Melina Barbosa temia que algo lhe acontecesse e nunca mais pudesse ver Gustavo Ferreira.
O telefone chamou por um bom tempo antes de ser atendido.
Melina Barbosa mordeu o lábio; quando estava quase perdendo a esperança, finalmente a ligação foi atendida.
Logo, a voz grave e marcante de Gustavo Ferreira soou do outro lado:
— Meli?
— Amor, eu... eu quase morri agora há pouco... — Assim que ouviu a voz de Gustavo Ferreira, Melina Barbosa não conseguiu mais se controlar.
Ao lembrar da cena perigosa que acabara de viver, sentiu um calafrio percorrer todo o corpo.
— O quê?

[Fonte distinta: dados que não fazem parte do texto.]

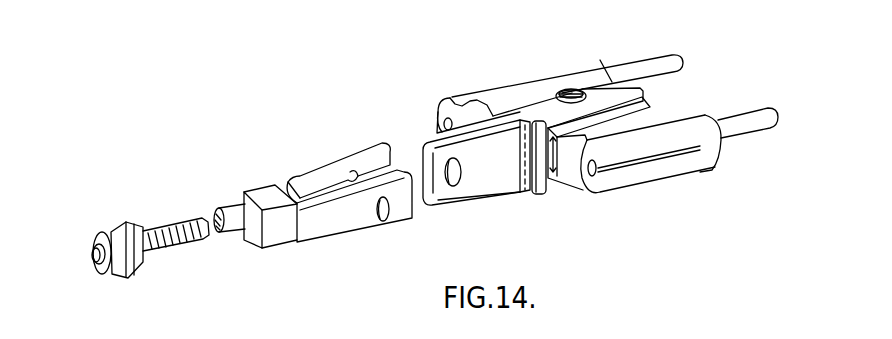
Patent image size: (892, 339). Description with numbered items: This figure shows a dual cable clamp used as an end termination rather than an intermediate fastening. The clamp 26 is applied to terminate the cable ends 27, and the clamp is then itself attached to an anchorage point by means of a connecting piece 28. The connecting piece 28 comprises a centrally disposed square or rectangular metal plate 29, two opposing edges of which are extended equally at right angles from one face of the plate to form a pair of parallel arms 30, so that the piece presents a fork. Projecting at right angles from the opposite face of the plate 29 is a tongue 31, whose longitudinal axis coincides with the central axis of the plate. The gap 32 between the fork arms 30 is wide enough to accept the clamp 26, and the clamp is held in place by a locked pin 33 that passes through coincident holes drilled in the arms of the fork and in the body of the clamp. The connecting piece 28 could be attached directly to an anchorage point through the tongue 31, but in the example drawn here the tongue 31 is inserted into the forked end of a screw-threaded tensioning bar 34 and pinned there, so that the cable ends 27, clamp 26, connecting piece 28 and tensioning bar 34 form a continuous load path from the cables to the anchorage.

The clamp 26 is at (528, 92).
The cable ends 27 is at (760, 118).
The connecting piece 28 is at (520, 110).
The metal plate 29 is at (538, 165).
The parallel arms 30 is at (614, 102).
The tongue 31 is at (477, 188).
The gap 32 is at (558, 172).
The locked pin 33 is at (568, 93).
The screw-threaded tensioning bar 34 is at (237, 213).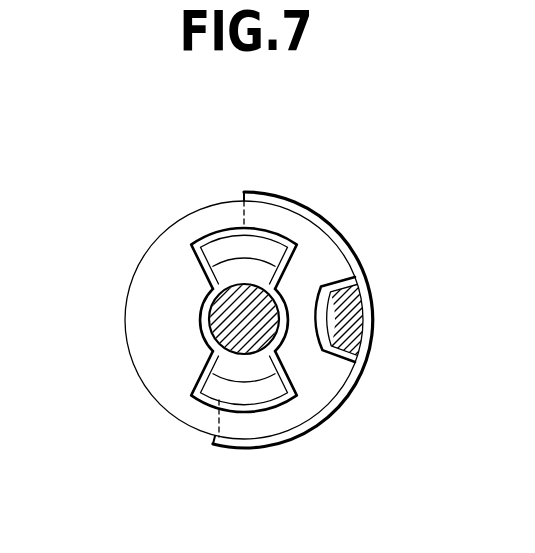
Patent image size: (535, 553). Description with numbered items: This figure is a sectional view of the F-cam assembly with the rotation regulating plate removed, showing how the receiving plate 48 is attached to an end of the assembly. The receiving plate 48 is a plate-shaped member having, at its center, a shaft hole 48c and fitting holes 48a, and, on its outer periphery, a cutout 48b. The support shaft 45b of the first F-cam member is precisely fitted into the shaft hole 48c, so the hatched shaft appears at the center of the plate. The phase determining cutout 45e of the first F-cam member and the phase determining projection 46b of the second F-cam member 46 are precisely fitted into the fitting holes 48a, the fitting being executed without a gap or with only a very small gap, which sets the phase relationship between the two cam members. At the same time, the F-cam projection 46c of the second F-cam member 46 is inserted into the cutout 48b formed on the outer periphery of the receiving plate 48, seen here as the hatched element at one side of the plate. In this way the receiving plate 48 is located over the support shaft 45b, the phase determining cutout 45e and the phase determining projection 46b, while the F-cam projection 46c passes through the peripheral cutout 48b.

The support shaft 45b is at (225, 310).
The phase determining cutout 45e is at (225, 275).
The second F-cam member 46 is at (340, 403).
The phase determining projection 46b is at (193, 251).
The F-cam projection 46c is at (348, 302).
The receiving plate 48 is at (131, 281).
The fitting holes 48a is at (283, 295).
The cutout 48b is at (357, 382).
The shaft hole 48c is at (288, 263).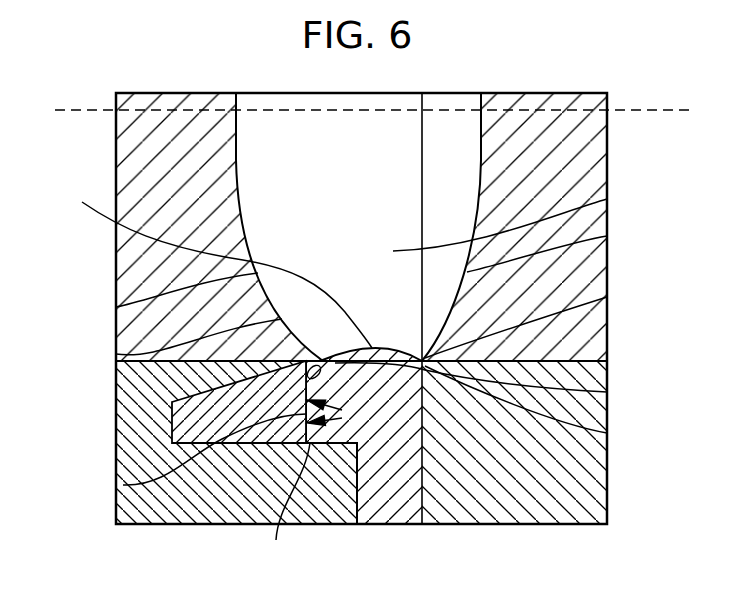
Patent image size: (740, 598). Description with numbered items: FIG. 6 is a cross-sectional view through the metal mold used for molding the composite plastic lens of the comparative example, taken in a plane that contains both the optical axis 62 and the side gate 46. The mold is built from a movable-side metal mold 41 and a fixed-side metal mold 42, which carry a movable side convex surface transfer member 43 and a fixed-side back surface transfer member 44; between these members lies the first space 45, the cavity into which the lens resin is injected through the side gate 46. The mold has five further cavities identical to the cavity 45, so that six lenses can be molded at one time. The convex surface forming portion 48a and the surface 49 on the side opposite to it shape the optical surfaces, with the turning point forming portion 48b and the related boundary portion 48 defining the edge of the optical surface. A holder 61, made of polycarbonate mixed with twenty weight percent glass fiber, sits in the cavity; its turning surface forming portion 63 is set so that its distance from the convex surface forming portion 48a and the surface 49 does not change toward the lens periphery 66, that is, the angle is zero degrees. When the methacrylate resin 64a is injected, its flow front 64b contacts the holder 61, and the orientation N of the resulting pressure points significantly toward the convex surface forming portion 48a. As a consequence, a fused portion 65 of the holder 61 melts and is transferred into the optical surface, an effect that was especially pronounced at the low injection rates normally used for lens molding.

The movable-side metal mold 41 is at (158, 427).
The fixed-side metal mold 42 is at (597, 483).
The movable side convex surface transfer member 43 is at (140, 270).
The fixed-side back surface transfer member 44 is at (597, 147).
The first space 45 is at (607, 199).
The side gate 46 is at (390, 500).
The layer boundary in first upper member 48 is at (116, 307).
The convex surface forming portion 48a is at (116, 354).
The turning point forming portion 48b is at (607, 297).
The surface on the side opposite to the convex surface forming portion 49 is at (607, 236).
The holder 61 is at (172, 406).
The optical axis 62 is at (87, 112).
The turning surface forming portion 63 is at (123, 485).
The resin 64a is at (607, 433).
The flow front 64b is at (204, 270).
The fused portion 65 is at (607, 392).
The lens periphery 66 is at (285, 508).
The orientation of pressure N is at (336, 416).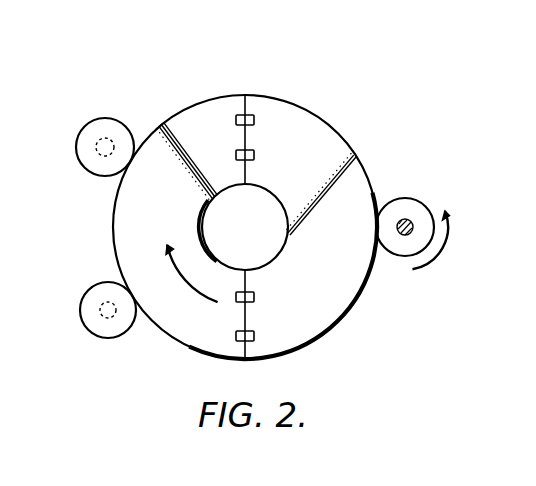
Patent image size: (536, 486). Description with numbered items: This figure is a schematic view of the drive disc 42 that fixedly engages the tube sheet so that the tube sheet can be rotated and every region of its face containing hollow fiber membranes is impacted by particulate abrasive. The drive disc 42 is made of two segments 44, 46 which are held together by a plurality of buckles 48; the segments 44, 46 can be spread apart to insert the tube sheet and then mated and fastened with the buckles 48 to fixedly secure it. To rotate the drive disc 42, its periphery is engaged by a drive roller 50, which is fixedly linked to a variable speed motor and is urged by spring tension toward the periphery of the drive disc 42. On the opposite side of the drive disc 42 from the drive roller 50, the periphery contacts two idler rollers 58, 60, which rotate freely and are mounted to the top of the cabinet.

The drive disc 42 is at (362, 293).
The segment 44 is at (318, 138).
The segment 46 is at (212, 118).
The buckles 48 is at (255, 116).
The drive roller 50 is at (407, 197).
The idler roller 58 is at (113, 118).
The idler roller 60 is at (85, 290).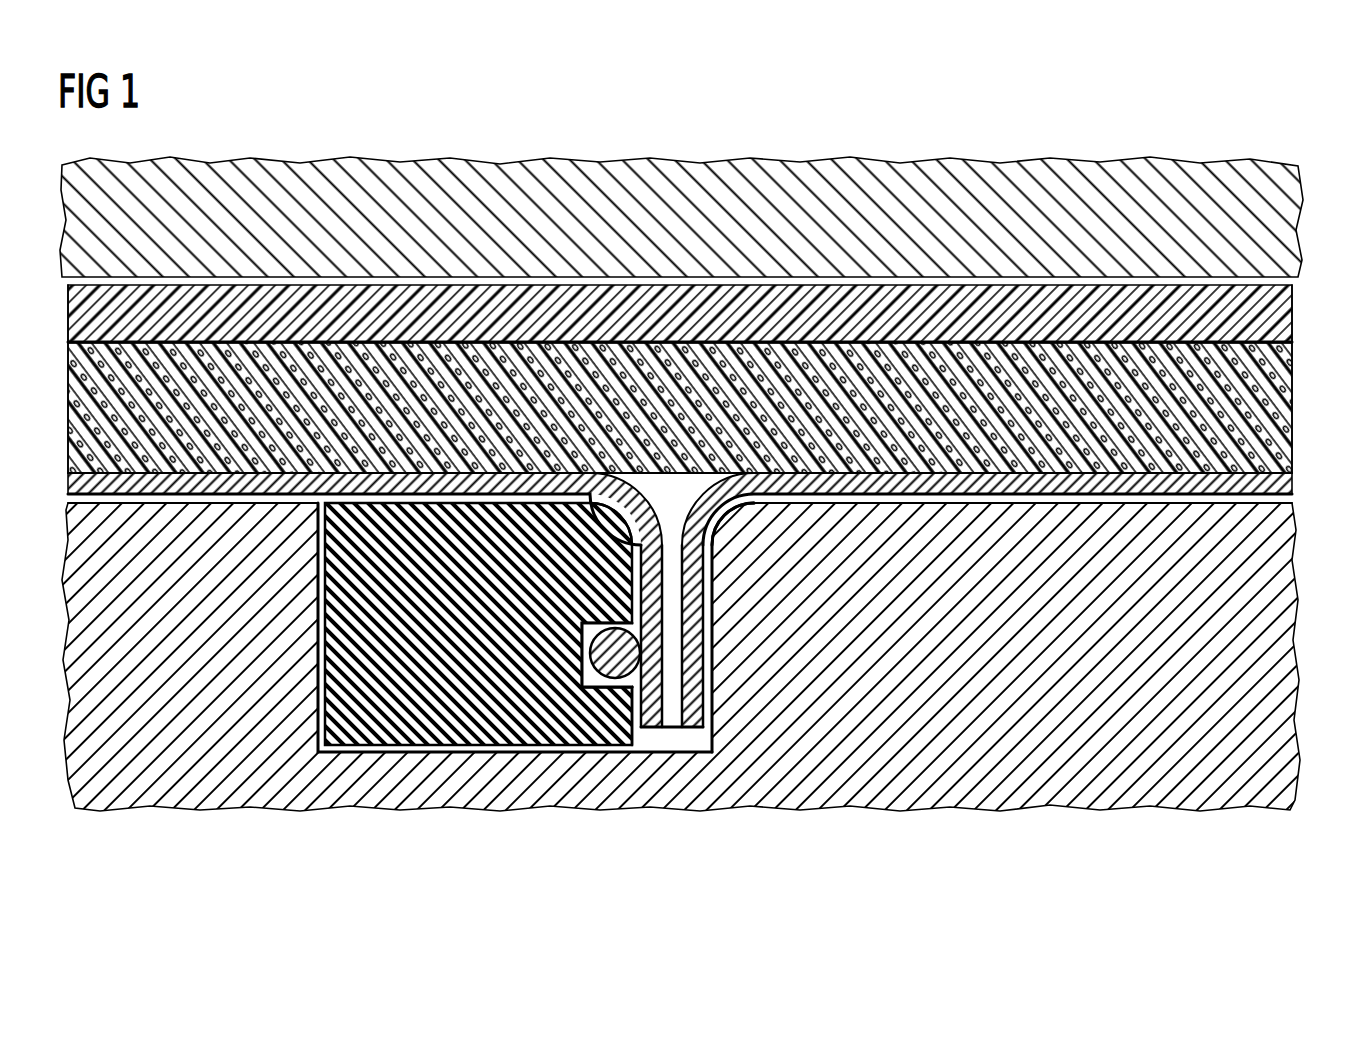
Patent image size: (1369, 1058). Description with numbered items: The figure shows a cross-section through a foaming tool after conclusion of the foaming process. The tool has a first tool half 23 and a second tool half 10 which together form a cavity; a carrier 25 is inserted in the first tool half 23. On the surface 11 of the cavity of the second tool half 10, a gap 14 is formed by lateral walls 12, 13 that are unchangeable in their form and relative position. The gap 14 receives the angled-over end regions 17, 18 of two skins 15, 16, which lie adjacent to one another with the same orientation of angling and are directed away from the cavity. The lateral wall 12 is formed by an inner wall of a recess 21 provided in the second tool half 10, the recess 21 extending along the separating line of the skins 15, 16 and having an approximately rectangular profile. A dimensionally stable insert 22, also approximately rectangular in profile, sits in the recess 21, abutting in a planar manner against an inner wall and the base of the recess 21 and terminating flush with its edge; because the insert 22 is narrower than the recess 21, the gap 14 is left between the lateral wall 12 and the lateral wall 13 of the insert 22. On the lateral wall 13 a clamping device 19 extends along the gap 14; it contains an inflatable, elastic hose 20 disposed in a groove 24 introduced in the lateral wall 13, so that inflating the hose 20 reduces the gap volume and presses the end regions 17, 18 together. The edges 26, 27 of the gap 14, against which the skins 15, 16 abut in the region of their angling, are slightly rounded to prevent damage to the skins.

O que aconteceu? Onde você está agora? — Gustavo Ferreira ainda estava em uma reunião, mas ao ouvir Melina Barbosa, saltou da cadeira imediatamente.
— Eu... é uma longa história. Estou nos arredores da cidade, meu carro foi destruído. Você pode mandar alguém para me ajudar? — Melina Barbosa ainda tremia de medo.
Ela também se preocupava com a possibilidade de algum comparsa de Olívia estar por perto, e sabia que sozinha não daria conta.
Melhor pedir reforços!
— Não se preocupe, me mande a localização. Estou indo agora mesmo. E mantenha contato comigo — Gustavo Ferreira desejava, naquele momento, ter asas para voar até Melina Barbosa.
Enquanto a tranquilizava, saiu da sala apressado com Leonardo.
Os outros diretores, reunidos na sala, se entreolharam surpresos.
Ninguém ousou perguntar nada.
Só sabiam que era algo realmente grave, pois era a primeira vez que viam o Presidente Gustavo tão nervoso.
Assim que desligou, Melina Barbosa enviou o endereço para Gustavo Ferreira.